Ulama tafsir berbeda pendapat sehubungan dengan keadaan atau fase yang dialami oleh Nabi Ibrahim, apakah keadaan Nabi Ibrahim saat itu dalam rangka renungannya ataukah dalam rangka perdebatannya. Ibnu Jarir telah meriwayatkan melalui jalur Ali ibnu Abu Talhah, dari Ibnu Abbas yang kesimpulannya menunjukkan bahwa saat itu kedudukan Nabi Ibrahim sedang dalam renungannya. Pendapat ini dipilih oleh Ibnu Jarir dengan berdalilkan firman Allah سُبْحَانَهُ وَ تَعَالَى yang mengatakan:
Sesungguhnya jika Tuhanku tidak memberi petunjuk. (Al An’am:77), hingga akhir ayat.
Muhammad ibnu Ishaq mengatakan bahwa Nabi Ibrahim a.s. mengalami keadaan demikian setelah dia keluar dari gua tempat persembunyiannya, di tempat itu pula ibunya melahirkannya karena takut kepada ancaman Raja Namruz ibnu Kan’an. Raja Namruz mendapat berita (dari tukang ramalnya) bahwa kelak akan lahir seorang bayi yang akan mengakibatkan kehancuran bagi kerajaannya. Maka Raja Namruz memerintahkan kepada segenap hulubalangnya untuk membunuh semua anak laki-laki yang lahir di tahun itu.
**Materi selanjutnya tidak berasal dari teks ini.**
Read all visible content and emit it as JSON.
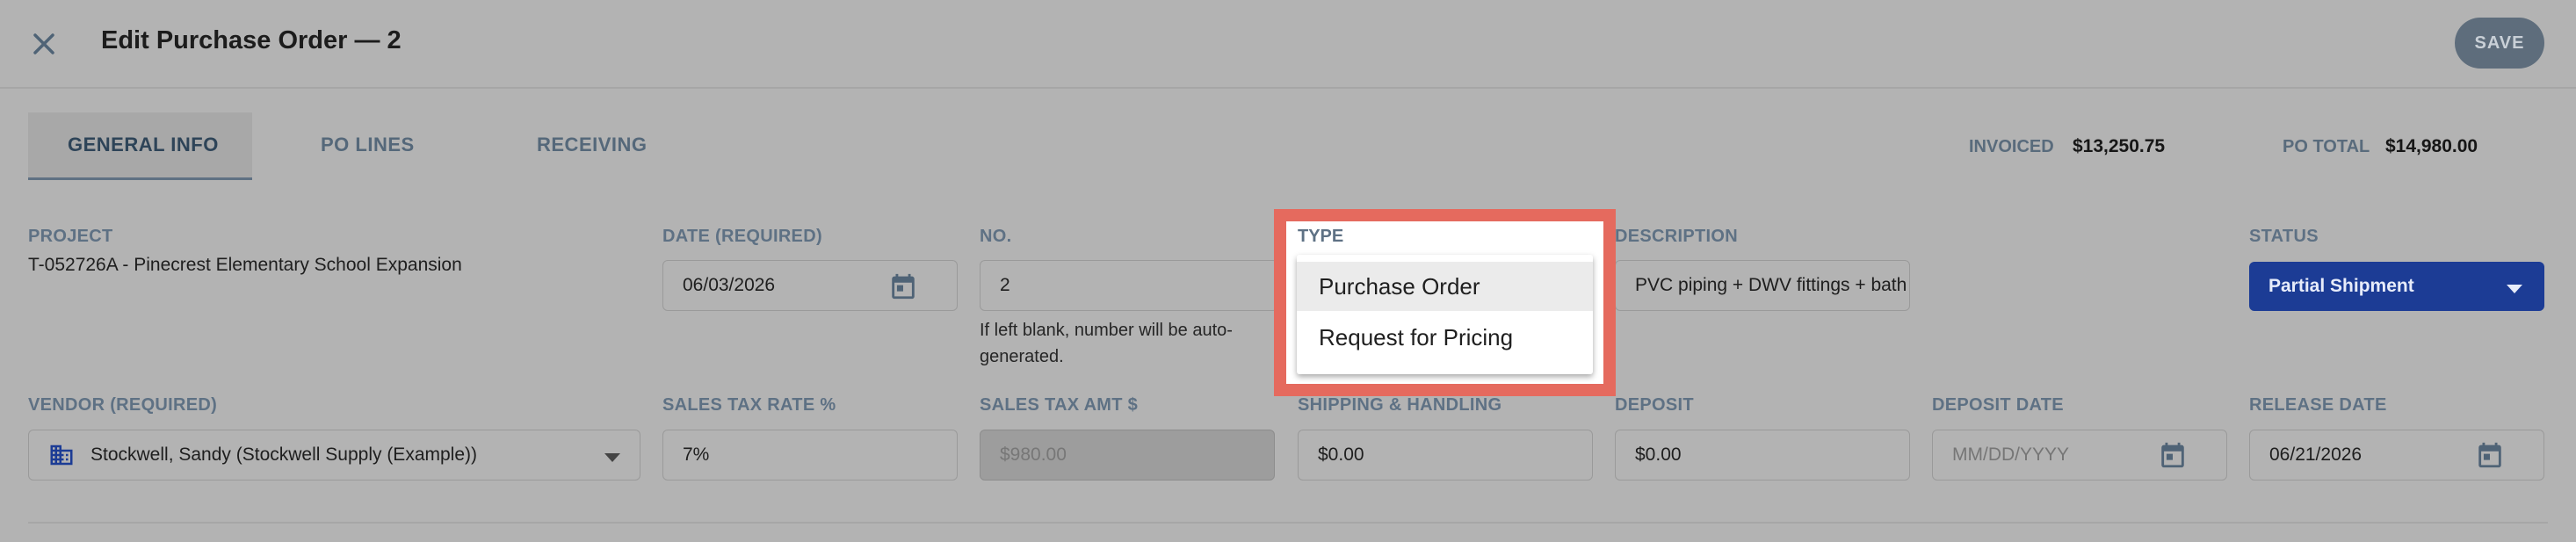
{
  "header": {
    "title": "Edit Purchase Order — 2",
    "save_label": "SAVE"
  },
  "tabs": [
    {
      "label": "GENERAL INFO",
      "active": true
    },
    {
      "label": "PO LINES",
      "active": false
    },
    {
      "label": "RECEIVING",
      "active": false
    }
  ],
  "summary": {
    "invoiced_label": "INVOICED",
    "invoiced_value": "$13,250.75",
    "po_total_label": "PO TOTAL",
    "po_total_value": "$14,980.00"
  },
  "fields": {
    "project": {
      "label": "PROJECT",
      "value": "T-052726A - Pinecrest Elementary School Expansion"
    },
    "date": {
      "label": "DATE (REQUIRED)",
      "value": "06/03/2026"
    },
    "number": {
      "label": "NO.",
      "value": "2",
      "helper": "If left blank, number will be auto-generated."
    },
    "type": {
      "label": "TYPE",
      "options": [
        "Purchase Order",
        "Request for Pricing"
      ],
      "selected": "Purchase Order"
    },
    "description": {
      "label": "DESCRIPTION",
      "value": "PVC piping + DWV fittings + bath fixture package"
    },
    "status": {
      "label": "STATUS",
      "value": "Partial Shipment"
    },
    "vendor": {
      "label": "VENDOR (REQUIRED)",
      "value": "Stockwell, Sandy (Stockwell Supply (Example))"
    },
    "sales_tax_rate": {
      "label": "SALES TAX RATE %",
      "value": "7%"
    },
    "sales_tax_amt": {
      "label": "SALES TAX AMT $",
      "value": "$980.00"
    },
    "shipping": {
      "label": "SHIPPING & HANDLING",
      "value": "$0.00"
    },
    "deposit": {
      "label": "DEPOSIT",
      "value": "$0.00"
    },
    "deposit_date": {
      "label": "DEPOSIT DATE",
      "placeholder": "MM/DD/YYYY"
    },
    "release_date": {
      "label": "RELEASE DATE",
      "value": "06/21/2026"
    }
  },
  "colors": {
    "status_bg": "#1c3c95",
    "highlight": "#e56a5e",
    "save_bg": "#5e6d7c"
  },
  "icons": [
    "close-icon",
    "calendar-icon",
    "building-icon",
    "caret-down-icon"
  ]
}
Ketika ibu Nabi Ibrahim mengandungnya dan telah dekat masa kelahirannya, maka ibu Nabi Ibrahim pergi ke gua yang terletak tidak jauh dari kota tempat tinggalnya. Ia melahirkan Nabi Ibrahim di gua tersebut dan meninggalkan Nabi Ibrahim yang masih bayi di tempat itu. Kemudian Muhammad ibnu Ishaq melanjutkan riwayatnya hingga selesai, yang di dalamnya banyak diceritakan hal-hal yang aneh dan bertentangan dengan hukum alam. Hal yang sama telah diutarakan pula oleh selainnya dari kalangan ulama tafsir, baik yang Salaf maupun yang Khalaf.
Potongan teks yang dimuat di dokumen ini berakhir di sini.